From the history vaults: the tragic story of Charles Thiede
Oct 03, 2019 11:46AM ● By Shaun DelliskaveMurderer Charles Thiede, convicted of killing his wife, Mary. (Photo courtesy of U of U Marriott Library)
By Shaun Delliskave | [email protected]
It was a first for the State of Utah and, to date, the first and only one for Murray—an execution. In 1896, in true Wild West fashion, saloonkeeper Charles Thiede was hung in a genuinely gruesome manner for the murder of his wife. While the territory of Utah had executed a few outlaws before Thiede, this was the first as a state, and it made national headlines.
Thiede’s life of crime can be traced in newspaper headlines years before the slaying of his wife. Thiede left his native Germany to serve in the navies of England and Chile, but after fighting against the Peruvians, Thiede hoped to find solace in his native land. Upon returning to Germany, he was immediately conscripted into the army, where he served as a cook, a profession he kept for the rest of his life. After military service, he married Mary Frank in 1884, and together they set off for a better life in America, settling in Sandy and having a child.
The ne’er-do-well Thiede, who had a fearsome temper, opened his first tavern, the Social Hall Saloon, in the fall of 1886 in downtown Salt Lake City. That same year, he was fined for punching a woman who had accidentally dropped a piece of paper into his lap. After being shut down for selling liquor without a license, or for selling it on a Sunday, Thiede opened, and was forced to close, numerous establishments.
By the early 1890s, Thiede was a regular before the court, usually losing his liquor license or being punished for assaulting someone. As a result, Salt Lake City was no longer a welcoming spot for Thiede, and the saloonkeeper saw prime opportunity to jump into the thriving bar scene along State Street in Murray. Finding a small patch of ground behind the Germania smelter on 4800 South, Thiede opened the West Side Saloon.
A notorious womanizer who welcomed prostitutes into his bar, Thiede was also known to frequently abuse his wife, Mary; even for rough-and-tumble Murray, that was not acceptable. The night before May 1, 1894, Mary had fled to a neighbor’s home after a violent fight. As she always had done before, she returned. But this time, she returned home to find a very drunken Charles, who was waiting for her with a butcher’s knife. He sliced her throat from ear to ear. Blood-splattered Thiede then went to Harry Hayne’s saloon, where he reportedly told the sheriff, “Well, I killed my wife last night.”
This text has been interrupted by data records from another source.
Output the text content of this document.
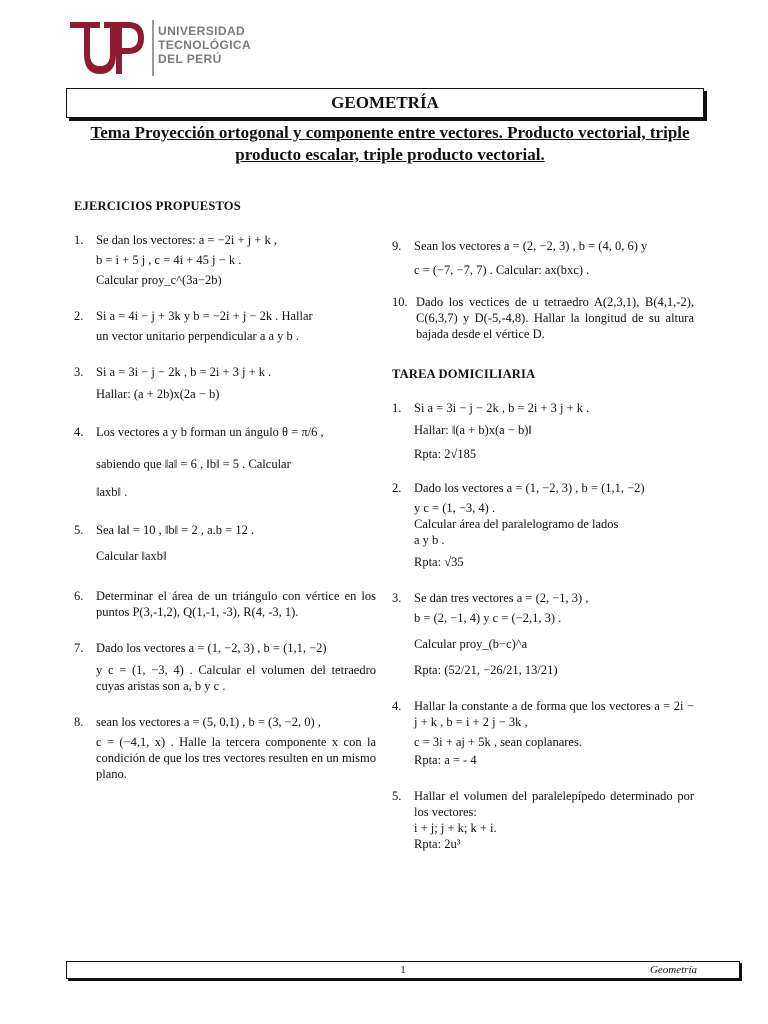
UNIVERSIDAD
TECNOLÓGICA
DEL PERÚ
GEOMETRÍA
Tema Proyección ortogonal y componente entre vectores. Producto vectorial, triple producto escalar, triple producto vectorial.
EJERCICIOS PROPUESTOS
1. Se dan los vectores: a = −2i + j + k ,
b = i + 5 j , c = 4i + 45 j − k .
Calcular proy_c^(3a−2b)
2. Si a = 4i − j + 3k y b = −2i + j − 2k . Hallar
un vector unitario perpendicular a a y b .
3. Si a = 3i − j − 2k , b = 2i + 3 j + k .
Hallar: (a + 2b)x(2a − b)
4. Los vectores a y b forman un ángulo θ = π/6 ,
sabiendo que ‖a‖ = 6 , ‖b‖ = 5 . Calcular
‖axb‖ .
5. Sea ‖a‖ = 10 , ‖b‖ = 2 , a.b = 12 .
Calcular ‖axb‖
6. Determinar el área de un triángulo con vértice en los puntos P(3,-1,2), Q(1,-1, -3), R(4, -3, 1).
7. Dado los vectores a = (1, −2, 3) , b = (1,1, −2)
y c = (1, −3, 4) . Calcular el volumen del tetraedro cuyas aristas son a, b y c .
8. sean los vectores a = (5, 0,1) , b = (3, −2, 0) ,
c = (−4,1, x) . Halle la tercera componente x con la condición de que los tres vectores resulten en un mismo plano.
9. Sean los vectores a = (2, −2, 3) , b = (4, 0, 6) y
c = (−7, −7, 7) . Calcular: ax(bxc) .
10. Dado los vectices de u tetraedro A(2,3,1), B(4,1,-2), C(6,3,7) y D(-5,-4,8). Hallar la longitud de su altura bajada desde el vértice D.
TAREA DOMICILIARIA
1. Si a = 3i − j − 2k , b = 2i + 3 j + k .
Hallar: ‖(a + b)x(a − b)‖
Rpta: 2√185
2. Dado los vectores a = (1, −2, 3) , b = (1,1, −2)
y c = (1, −3, 4) .
Calcular área del paralelogramo de lados
a y b .
Rpta: √35
3. Se dan tres vectores a = (2, −1, 3) ,
b = (2, −1, 4) y c = (−2,1, 3) .
Calcular proy_(b−c)^a
Rpta: (52/21, −26/21, 13/21)
4. Hallar la constante a de forma que los vectores a = 2i − j + k , b = i + 2 j − 3k ,
c = 3i + aj + 5k , sean coplanares.
Rpta: a = - 4
5. Hallar el volumen del paralelepípedo determinado por los vectores:
i + j; j + k; k + i.
Rpta: 2u³
1	Geometría
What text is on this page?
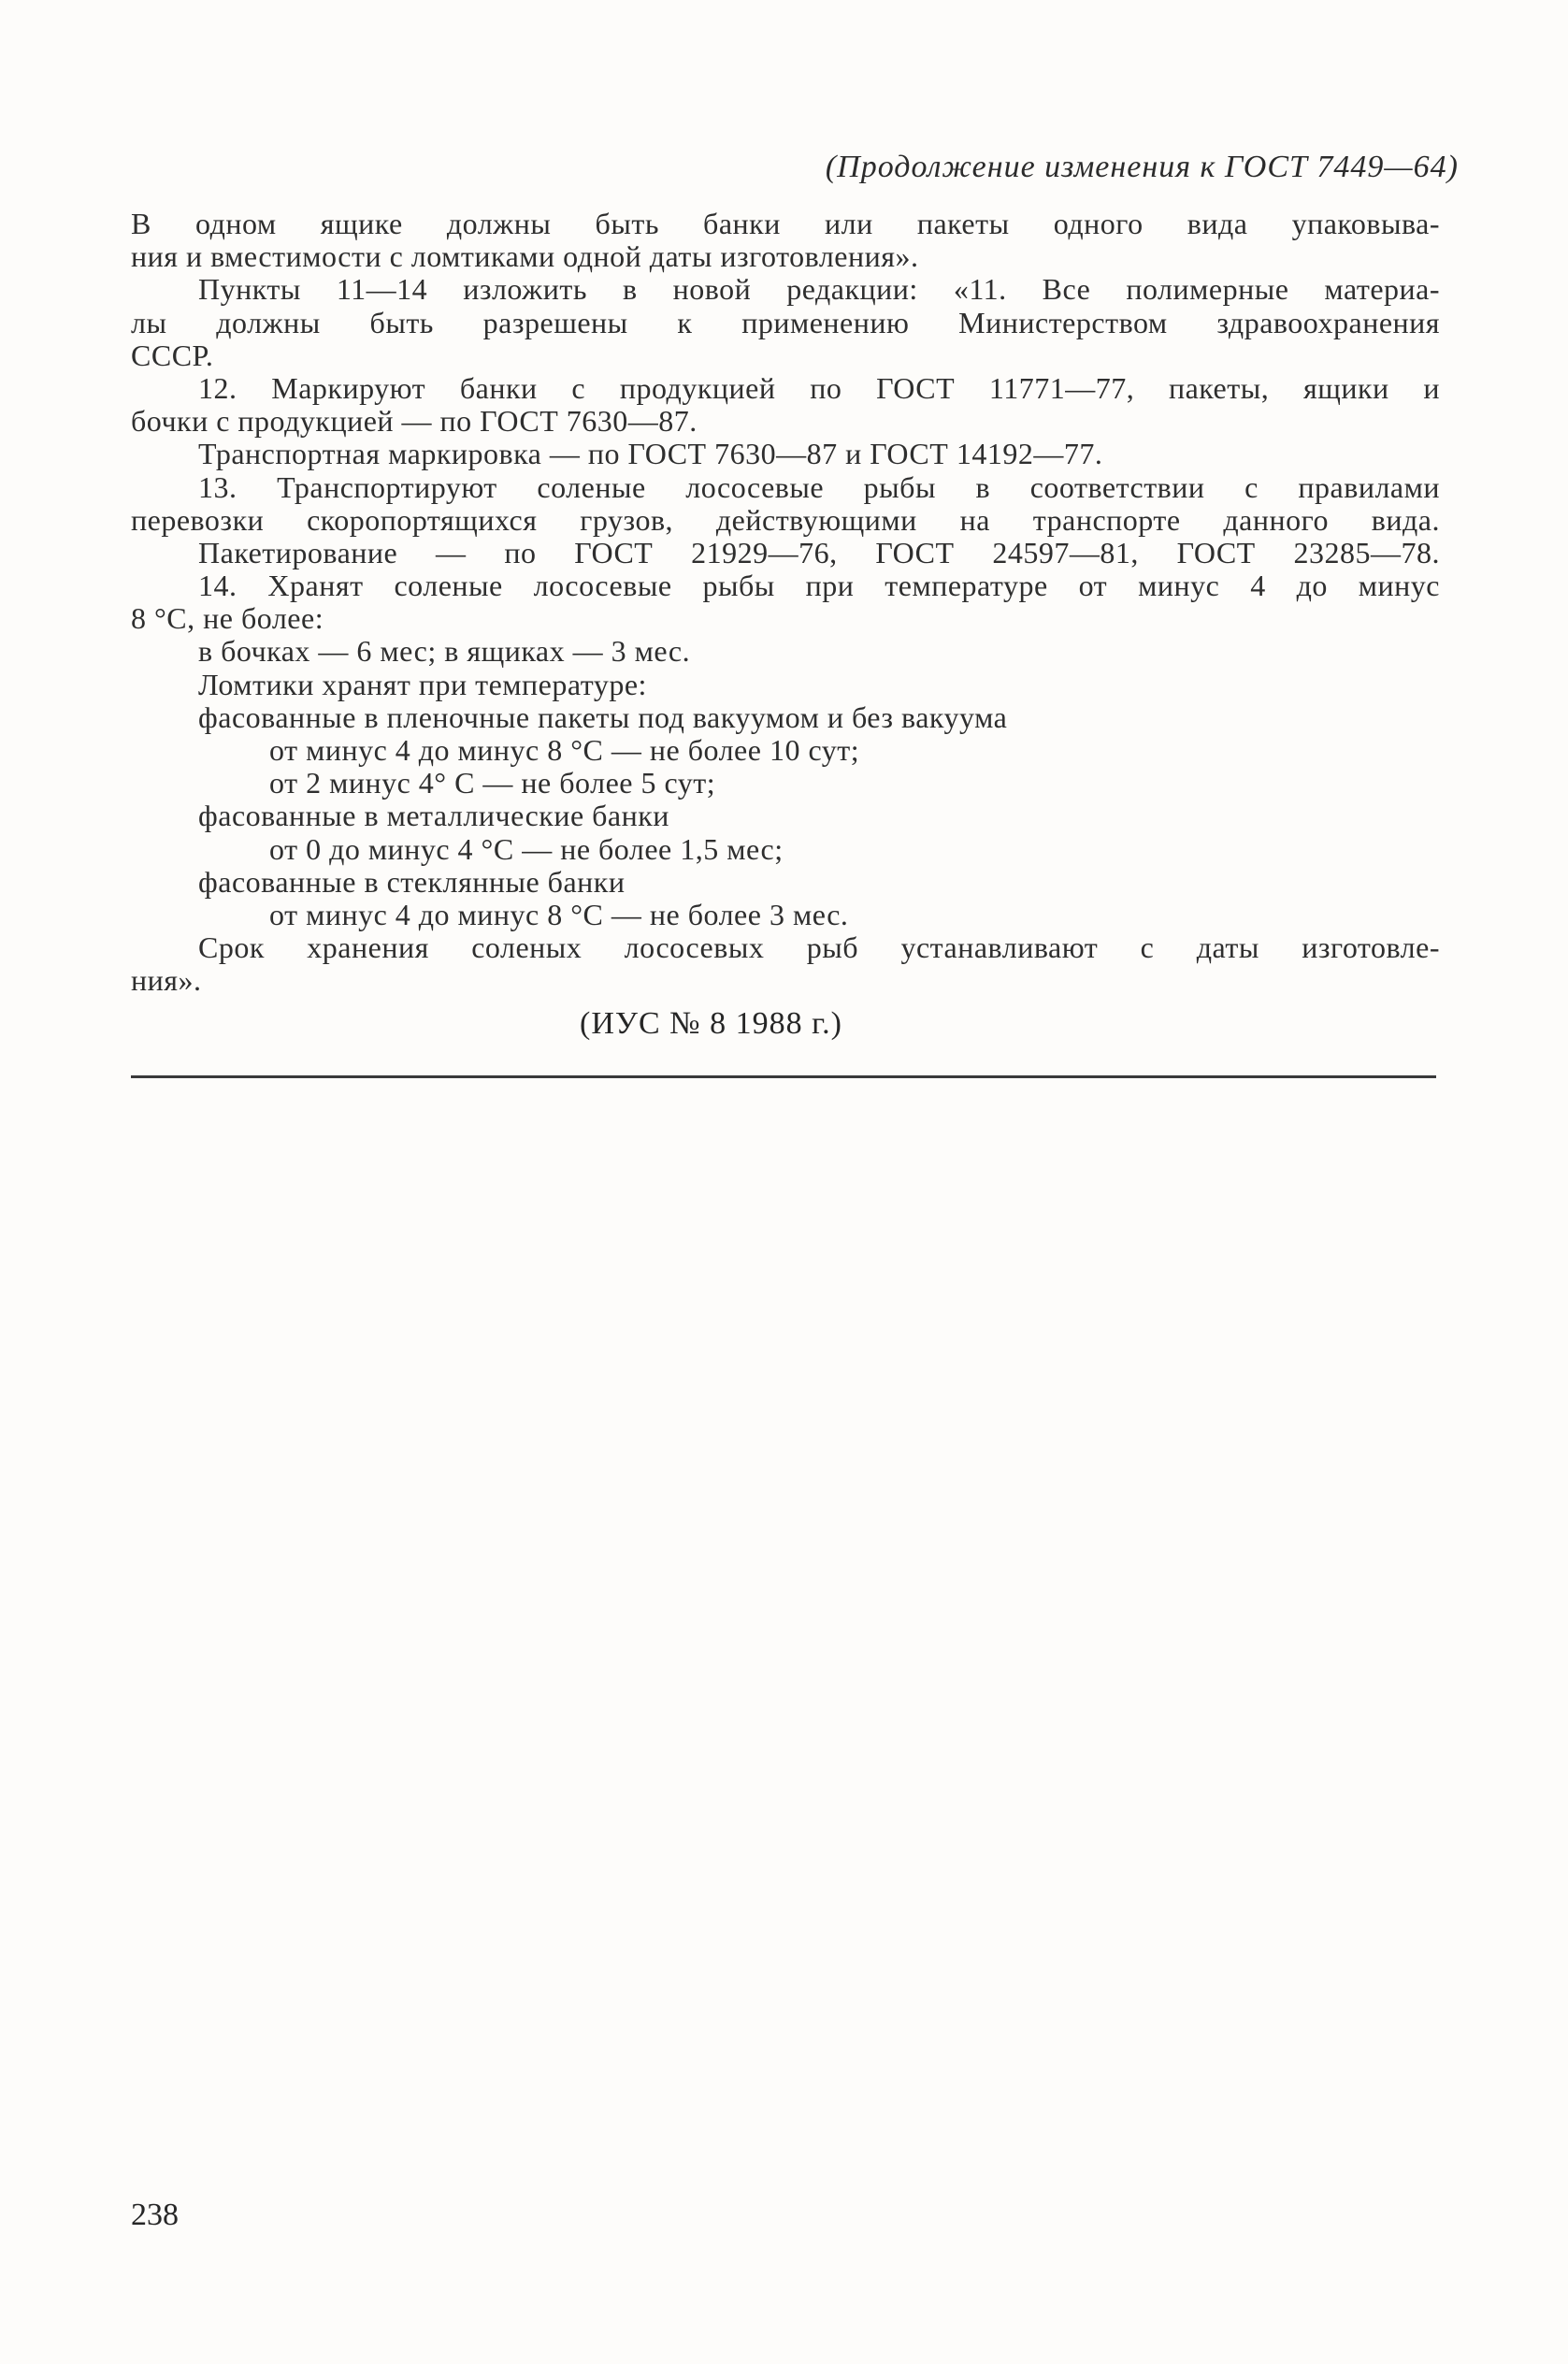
(Продолжение изменения к ГОСТ 7449—64)
В одном ящике должны быть банки или пакеты одного вида упаковыва-
ния и вместимости с ломтиками одной даты изготовления».
Пункты 11—14 изложить в новой редакции: «11. Все полимерные материа-
лы должны быть разрешены к применению Министерством здравоохранения
СССР.
12. Маркируют банки с продукцией по ГОСТ 11771—77, пакеты, ящики и
бочки с продукцией — по ГОСТ 7630—87.
Транспортная маркировка — по ГОСТ 7630—87 и ГОСТ 14192—77.
13. Транспортируют соленые лососевые рыбы в соответствии с правилами
перевозки скоропортящихся грузов, действующими на транспорте данного вида.
Пакетирование — по ГОСТ 21929—76, ГОСТ 24597—81, ГОСТ 23285—78.
14. Хранят соленые лососевые рыбы при температуре от минус 4 до минус
8 °С, не более:
в бочках — 6 мес; в ящиках — 3 мес.
Ломтики хранят при температуре:
фасованные в пленочные пакеты под вакуумом и без вакуума
от минус 4 до минус 8 °С — не более 10 сут;
от 2 минус 4° С — не более 5 сут;
фасованные в металлические банки
от 0 до минус 4 °С — не более 1,5 мес;
фасованные в стеклянные банки
от минус 4 до минус 8 °С — не более 3 мес.
Срок хранения соленых лососевых рыб устанавливают с даты изготовле-
ния».
(ИУС № 8 1988 г.)
238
The next morning, a crowd swarmed the sheriff’s office, trying to carry out its own version of justice by lynching Thiede. The sheriff relocated his prisoner to the Salt Lake County jail, which was also in Murray. There, Thiede changed his story and claimed he was innocent. He told the judge he found her body in his house, and that her dying words were, “Oh, Charlie.”
The prosecutors, long familiar with the defendant, presented a forensically tight case, first pointing out that the victim could in no way talk, as her head was nearly cut off. They also argued that because Charles was covered in blood—meaning the heart would still need to be pumping in order for the blood to splatter on him—then he had to be with Mary, in their home, at the time of the murder. Found guilty, Thiede was sentenced to be hanged.
In 1896, Thiede’s time was up, but the sheriff wanted to try a new-and-improved way of hanging. Instead of the condemned being dropped through a trap door, Thiede was going to be hanged by an ingenious system of pulleys; he would stand on the ground, and a metal weight would yank him upward, snapping his neck.
Lawmen from around the West convened at the Salt Lake County jail to watch the new method in action. At the appointed time, Thiede, who still professed his innocence, was yanked up by the noose, but it failed to snap his neck. Instead, he hung on the gallows for 14 minutes, strangled to death. That hanging method was never used again.
Even in death, Thiede gained no sympathy. An arsonist burned his saloon down. The Salt Lake Herald-Republican reported that residents in Murray and Cottonwood Heights guarded their cemeteries to prevent his body from being interred there. Eventually, he was buried in Sandy City’s cemetery—but only for a day. He was disinterred at the request of Sandy residents and buried in a field adjacent to the graveyard.